Küresel trafiğin 2016-2021 yılları arasında yedi kat artması beklenmektedir. Mobil veri trafiği, artan mobil cihaz sayısı ve verileri aç mobil uygulamaların patlaması nedeniyle 2016'dan 2021 yılına kadar % 47 büyüyecektir [42]. Trafikte beklenen artış Şekil 3.1.’de gösterilmiştir. Bu rakam 2021 yılına kadar 49 Exabyte2 artışı gösterir. Trafikteki hızlı artış kullanıcılara verilen hizmet kalitesini (QoS) ciddi şekilde etkileyecektir. Sonuç olarak, bu sorun için uygun çözümlerden biri, hava ara-yüzünün veya “Radio Access Network, Radyo Erişim Ağının” (RAN) kapasitesini arttırılması gerekmektedir. Artan hava ara-yüzünün kapasitesi daha fazla bant genişliği tahsis etmeyi gerektirir.
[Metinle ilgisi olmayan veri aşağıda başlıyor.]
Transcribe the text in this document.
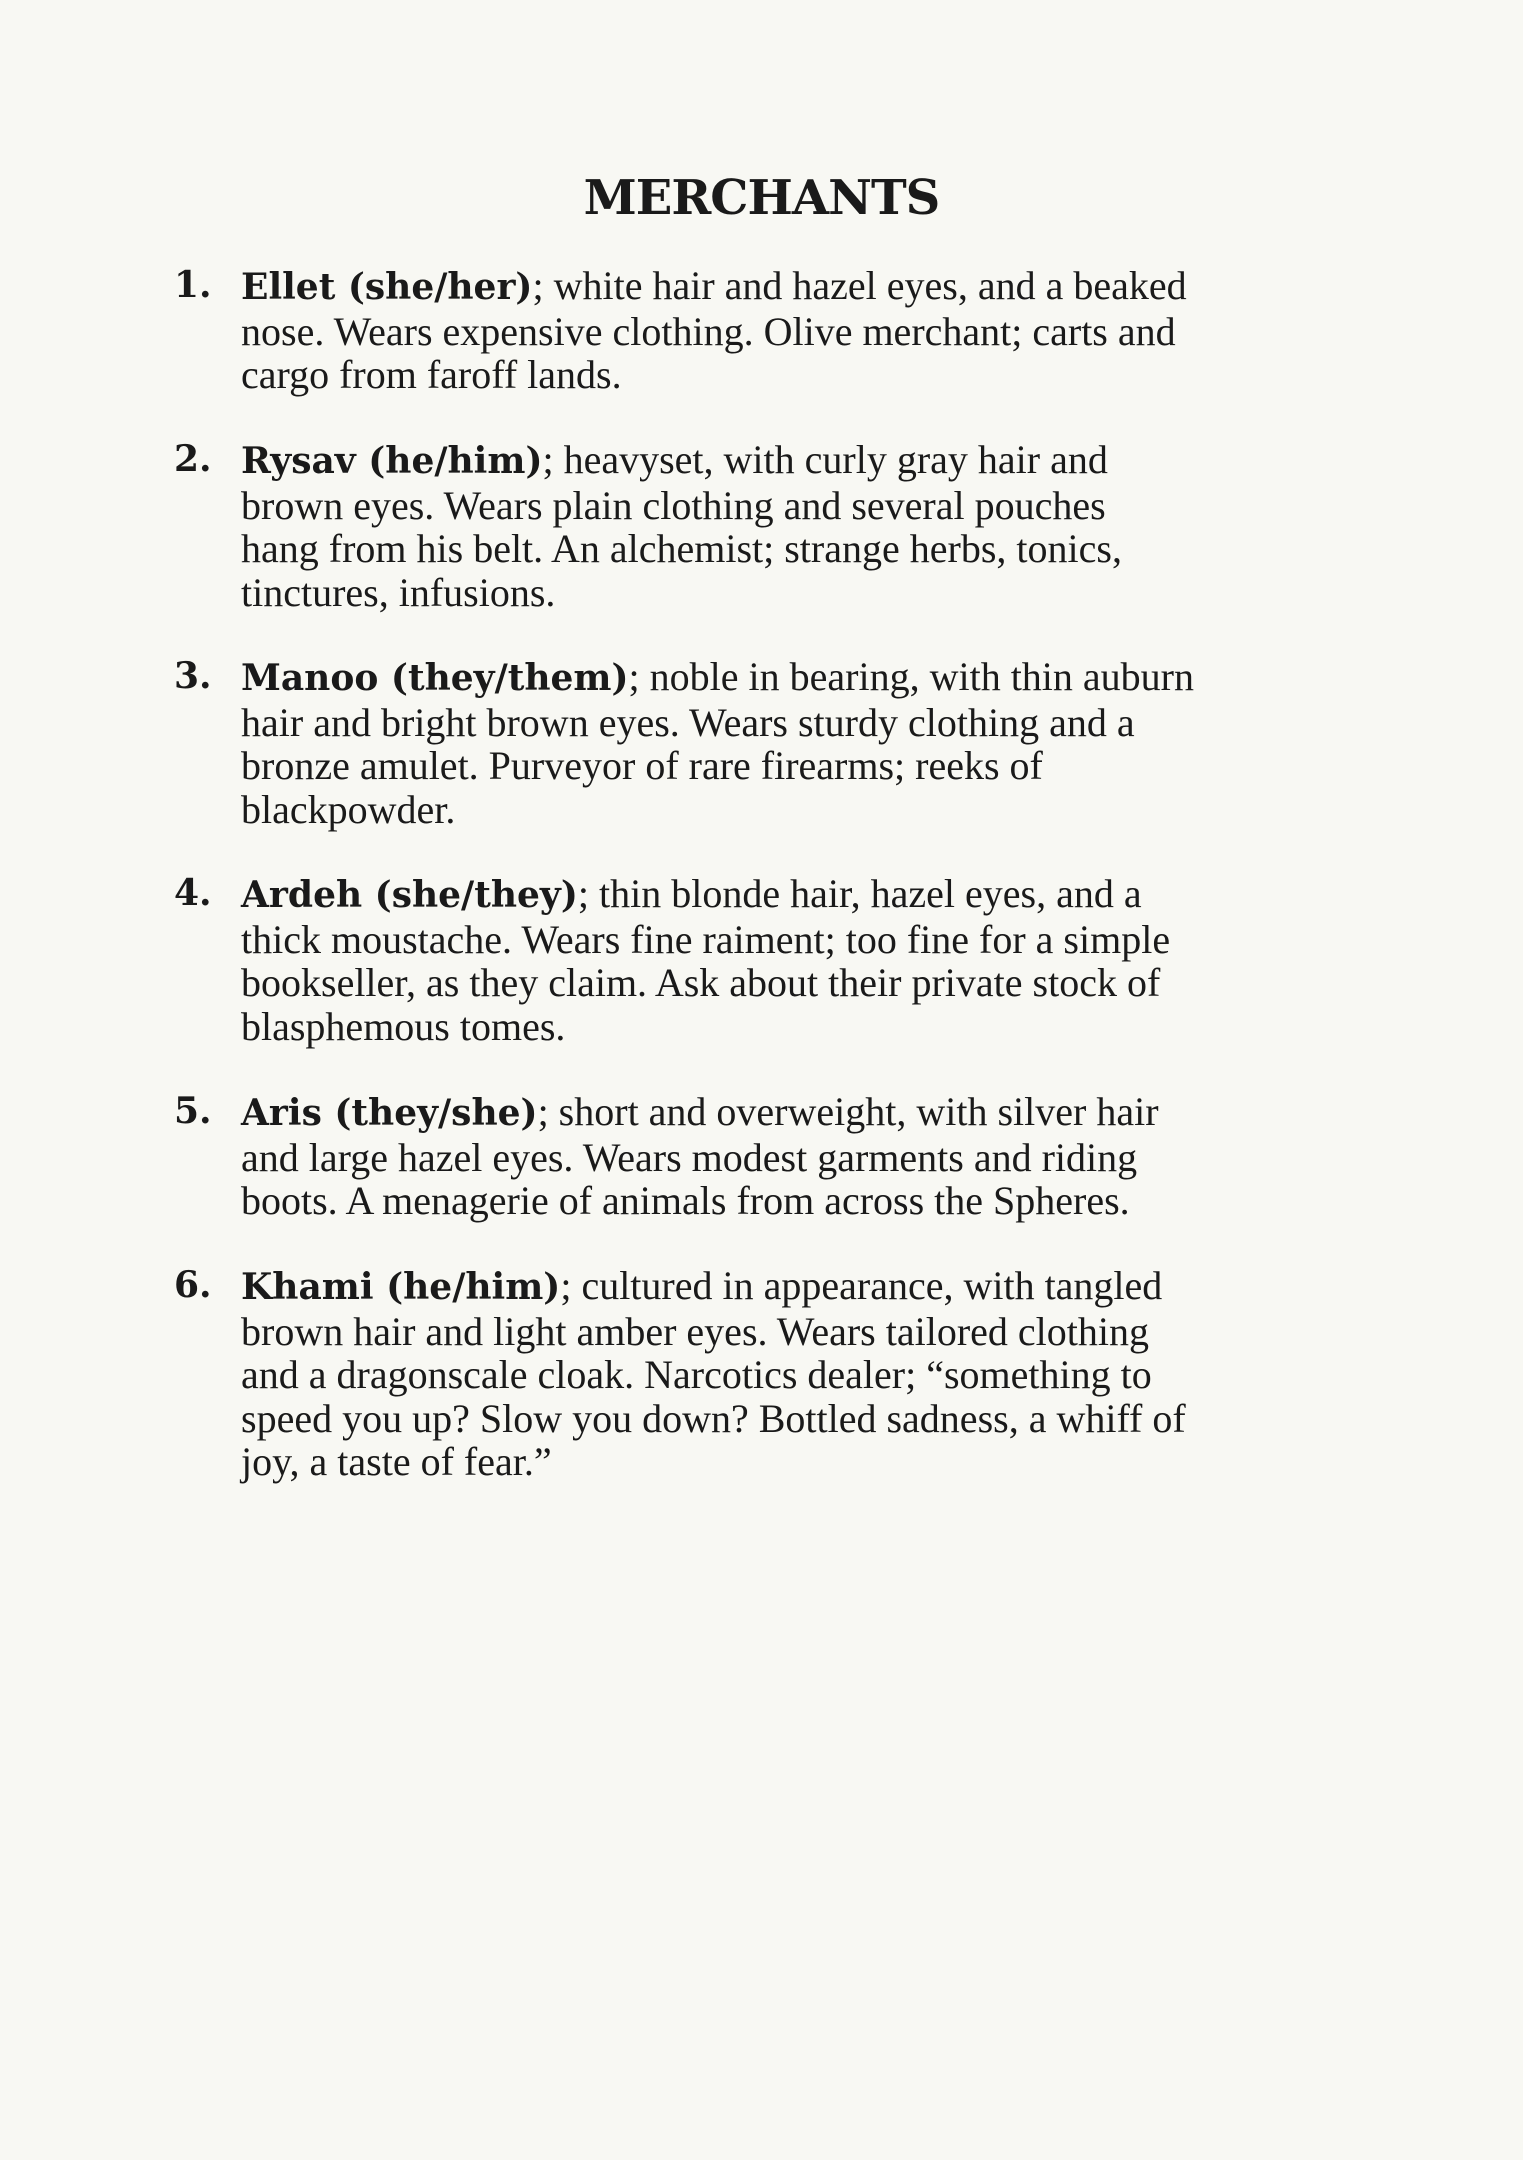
MERCHANTS
1. Ellet (she/her); white hair and hazel eyes, and a beaked
nose. Wears expensive clothing. Olive merchant; carts and
cargo from faroff lands.
2. Rysav (he/him); heavyset, with curly gray hair and
brown eyes. Wears plain clothing and several pouches
hang from his belt. An alchemist; strange herbs, tonics,
tinctures, infusions.
3. Manoo (they/them); noble in bearing, with thin auburn
hair and bright brown eyes. Wears sturdy clothing and a
bronze amulet. Purveyor of rare firearms; reeks of
blackpowder.
4. Ardeh (she/they); thin blonde hair, hazel eyes, and a
thick moustache. Wears fine raiment; too fine for a simple
bookseller, as they claim. Ask about their private stock of
blasphemous tomes.
5. Aris (they/she); short and overweight, with silver hair
and large hazel eyes. Wears modest garments and riding
boots. A menagerie of animals from across the Spheres.
6. Khami (he/him); cultured in appearance, with tangled
brown hair and light amber eyes. Wears tailored clothing
and a dragonscale cloak. Narcotics dealer; “something to
speed you up? Slow you down? Bottled sadness, a whiff of
joy, a taste of fear.”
Yani bu, daha fazla lisanslı spektruma ihtiyaç anlamına gelir. Ancak lisanslı spektrum sınırlı ve son derece pahalı olduğu için operatörler açısından büyük bir zorluktur.

Şekil 3.1. 2016 ile 2021 arasındaki küresel trafik artışı

21 Exabyte 1 milyar Gigabyte'ye eşittir 1 EB = 1 000 000 000 GB

Yukarıda belirtilen faktörler (sınırlı spektrum ve yüksek fiyat), hava ara-yüzünün kapasitesini arttırmak için uygun bir çözüm bulmayı gerektirir. Mobil trafiğin boşaltılması ve lisanssız bandın LTE tarafından kullanılması gibi en uygun ve verimli iki çözüm bulunmuştur.

Birincisi, mobil veri boşaltılmasıdır. Mobil veri boşaltımı, hem kullanıcılar hem de operatörler için birçok fayda ve verimlilik sağlayacaktır. Bu durum kullanıcıların geniş banda uygun fiyatla erişimi anlamına gelmektedir. Ayrıca mobil veri boşaltımı, operatörlere trafik sıkışıklığını kontrol etmek için trafik yükünü azaltma şansı verir. Ek olarak Wi-Fi gibi teknolojiler kullanarak, ağ verimliliğini, kapsama alanını ve ağ kullanılabilirliğini artıracaktır. Yukarıda belirtilen faydaların yanında ne yazık ki, operatörlerin karşılaşacağı birçok zorluklar ve sorunlar da vardır. Altyapı koordinasyonu, ağ teknoloji türü, handoverler, ticari modeli ve önceden tanımlanmış standartların eksikliği gibi sorunlardır.

İkinci ise, LTE tarafından lisanssız bant kullanılmasıdır. Yani, LTE'nin hücresel sinyali Wi-Fi ve Radar gibi bazı diğer teknolojiler tarafından işgal edilen lisanssız spektruma kaydırmasıdır. U-LTE 2013 yılında Qualcomm tarafından tanıtılmıştır. Şu anda U-LTE’nin en çok odaklandığı bant daha fazla kullanılabilirlik ve daha fazla sayıda kanal nedeniyle 5GHz'tir [43].